Missing Class, Learning to Om

I missed yoga class. Day 10 of the 21-Day Challenge.

What a day to miss, I thought. A hellish day of cross-examination had left me feeling attacked: tired, headachey, undernourished and stressed. The earth felt shaky under my feet .I needed to fold myself into my body, turn my mind off. I craved the structured escape of an hour in the studio.  My plan was to melt into the last class of the day at 7:30 with the day’s waning light. Given my workday, it was the only time that I would be able to make.

But at 5:30, it became clear that there would be no yoga. My daughter, allergic, rashy and miserable needed to be taken to the clinic. For a hare’s-breath of a moment, I toyed with the idea that I could do it all, go to yoga and then take her to the clinic, but that was a fleeting fantasy. She needed attention. Immediately. And she comes first. It is not even a question.

So we drive to the clinic and take two seats in the crowded lobby. We wait, quiet in each other’s company. When it is our turn, the doctor listens patiently then hands us a sheet of advice and a prescription. We drive straight to the pharmacy, then scoot to the coffee shop next door for a cup of tea while we wait for it to be filled. The pharmacist smiles gently as she hands over the prescription package and suggests an oatmeal bath for additional relief. And when it is all over, and my daughter is feeling better, I take her to her boyfriend’s house because now its his company she needs.

This is my job.

And then I drive home, to the remainder of an evening, suddenly free. I realize there is an opportunity here, possibility, a space opened up.

I had taken up yoga a scant four weeks ago. When the 21-Day Challenge began, I signed on with enthusiasm, game to take in as much as I could. So here I was with a crash course in yoga under my belt, a free hour and a quiet house. How much had I learned? I headed to my bedroom, its thickly carpeted floor an adequate space to find out. I wriggled out of my dress pants and white cotton shirt and pulled on yoga pants and a tanktop, yanking my hair into a pony-tail.  I found a pillow to sit on for the opening sitting position (the name of which I had forgotten, but the physical aspects of which I had not). I crossed my legs, settled into my sit bones (always sounds like ‘sitz’ to me, like the sitz bath I had to soak my bottom end in after a nasty episiotomy ). I rested my hands palms-up on my thighs and closed my eyes.

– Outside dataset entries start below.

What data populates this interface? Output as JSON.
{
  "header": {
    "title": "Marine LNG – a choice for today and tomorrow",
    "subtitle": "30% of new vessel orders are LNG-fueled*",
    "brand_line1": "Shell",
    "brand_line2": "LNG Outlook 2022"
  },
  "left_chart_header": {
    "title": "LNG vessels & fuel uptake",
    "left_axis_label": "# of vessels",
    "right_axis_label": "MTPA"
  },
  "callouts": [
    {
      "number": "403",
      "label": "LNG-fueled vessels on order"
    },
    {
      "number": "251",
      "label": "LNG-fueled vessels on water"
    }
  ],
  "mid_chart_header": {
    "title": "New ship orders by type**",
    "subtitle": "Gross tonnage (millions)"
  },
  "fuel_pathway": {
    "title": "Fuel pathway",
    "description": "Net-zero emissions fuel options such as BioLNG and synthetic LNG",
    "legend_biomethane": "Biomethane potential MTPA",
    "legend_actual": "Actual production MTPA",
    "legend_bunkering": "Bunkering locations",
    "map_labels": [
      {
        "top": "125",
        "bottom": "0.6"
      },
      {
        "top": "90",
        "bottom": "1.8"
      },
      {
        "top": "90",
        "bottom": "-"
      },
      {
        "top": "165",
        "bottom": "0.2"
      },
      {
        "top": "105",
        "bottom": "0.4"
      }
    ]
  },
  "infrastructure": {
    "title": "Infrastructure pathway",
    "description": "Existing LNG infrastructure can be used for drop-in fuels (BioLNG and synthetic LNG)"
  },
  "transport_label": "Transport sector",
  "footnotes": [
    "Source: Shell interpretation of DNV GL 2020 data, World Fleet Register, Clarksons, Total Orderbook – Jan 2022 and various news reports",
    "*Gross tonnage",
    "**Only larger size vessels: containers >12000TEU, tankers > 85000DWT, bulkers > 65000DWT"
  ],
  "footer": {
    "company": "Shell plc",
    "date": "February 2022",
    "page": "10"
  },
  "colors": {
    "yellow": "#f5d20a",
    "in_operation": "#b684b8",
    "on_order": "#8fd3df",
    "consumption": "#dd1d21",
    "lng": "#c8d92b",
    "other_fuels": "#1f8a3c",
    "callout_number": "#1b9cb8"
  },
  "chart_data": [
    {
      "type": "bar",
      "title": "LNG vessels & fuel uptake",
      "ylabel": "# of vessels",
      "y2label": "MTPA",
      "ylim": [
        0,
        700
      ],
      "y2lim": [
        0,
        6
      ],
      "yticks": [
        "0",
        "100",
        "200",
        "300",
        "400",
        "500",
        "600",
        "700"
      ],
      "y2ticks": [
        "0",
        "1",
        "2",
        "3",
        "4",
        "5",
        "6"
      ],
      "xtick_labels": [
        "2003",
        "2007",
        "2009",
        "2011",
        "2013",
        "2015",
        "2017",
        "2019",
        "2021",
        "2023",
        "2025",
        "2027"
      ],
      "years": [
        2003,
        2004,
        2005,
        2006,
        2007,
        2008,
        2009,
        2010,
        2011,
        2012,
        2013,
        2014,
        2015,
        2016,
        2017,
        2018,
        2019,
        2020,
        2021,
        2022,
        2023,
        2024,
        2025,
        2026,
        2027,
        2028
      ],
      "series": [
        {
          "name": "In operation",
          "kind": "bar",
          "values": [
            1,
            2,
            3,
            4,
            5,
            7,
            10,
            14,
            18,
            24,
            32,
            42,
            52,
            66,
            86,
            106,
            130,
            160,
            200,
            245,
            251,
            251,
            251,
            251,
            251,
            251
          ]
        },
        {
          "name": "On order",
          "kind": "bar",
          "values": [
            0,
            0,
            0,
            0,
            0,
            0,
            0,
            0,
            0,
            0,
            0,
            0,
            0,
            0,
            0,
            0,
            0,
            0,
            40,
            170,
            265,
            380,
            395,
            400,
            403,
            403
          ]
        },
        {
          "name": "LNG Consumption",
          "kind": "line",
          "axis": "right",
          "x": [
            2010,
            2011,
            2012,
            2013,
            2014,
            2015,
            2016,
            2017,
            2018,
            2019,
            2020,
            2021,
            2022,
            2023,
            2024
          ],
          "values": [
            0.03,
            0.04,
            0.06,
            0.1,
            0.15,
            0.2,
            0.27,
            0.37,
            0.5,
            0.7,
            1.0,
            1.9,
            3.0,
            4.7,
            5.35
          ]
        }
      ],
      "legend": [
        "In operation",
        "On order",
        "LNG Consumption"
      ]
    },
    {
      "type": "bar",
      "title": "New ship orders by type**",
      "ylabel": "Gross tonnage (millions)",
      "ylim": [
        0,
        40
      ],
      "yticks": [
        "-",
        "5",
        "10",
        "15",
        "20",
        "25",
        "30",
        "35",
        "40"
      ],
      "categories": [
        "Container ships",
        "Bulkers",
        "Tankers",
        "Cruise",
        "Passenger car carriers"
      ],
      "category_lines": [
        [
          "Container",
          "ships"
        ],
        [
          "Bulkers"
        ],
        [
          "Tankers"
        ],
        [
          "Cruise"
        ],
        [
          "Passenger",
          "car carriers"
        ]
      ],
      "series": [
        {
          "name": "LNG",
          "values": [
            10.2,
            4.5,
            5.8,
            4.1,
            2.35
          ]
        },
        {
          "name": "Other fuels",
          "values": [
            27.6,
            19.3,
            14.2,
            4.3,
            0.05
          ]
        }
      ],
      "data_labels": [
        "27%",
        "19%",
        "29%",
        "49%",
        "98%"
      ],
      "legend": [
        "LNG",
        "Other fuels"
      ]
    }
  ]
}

I chanted om and was astonished at the sound of my own voice. I’d never heard it before, lost as it is in the ocean of other voices in class, melded together into one. But I heard it now, shaky, hesitant, wavering, a not-so silent ‘am I doing this right’ underscoring the sound. I say it again. And again. I don’t want to stop at three oms, as we do in class, and so I keep chanting, for who knows how long. I relax into it, experimenting with the volume, louder, softer, fuller, more restrained. I play with the length of the oh, the drawn out mmmm thinking of how it reminds me of the slowly receding chime of a gong. I settle into the vibration, the resonating in my body. Erratic yes, but full of possibility.

I had no idea.

I realize, too, that I really am more comfortable with a pillow under my hips. In class, I am so busy going over the checklist for body position and breathing, focussed in on the cues, that I don’t hear any feedback my body may be sending me.  Who knew?  And then I release to my feet and test what I remember. The flow of forward fold, halfway up and down again, plank, cobra, downward dog. Do it again. Sun salutations.  Tree. Eagle. Prayer pose. Warrior 1, 2 and 3. Triangle. Other postures the names of which I do not know, but which my body has already burned into muscle memory, as imperfectly as they may be. Savasana with the bolster. And when I’m done, I feel relaxed and happy, the tension of the day having melted away. I realize I have learned, not just postures, not just to be aware of my breathing, but to go with the flow of it, and to trust that there may be unexpected treasure there, off the path.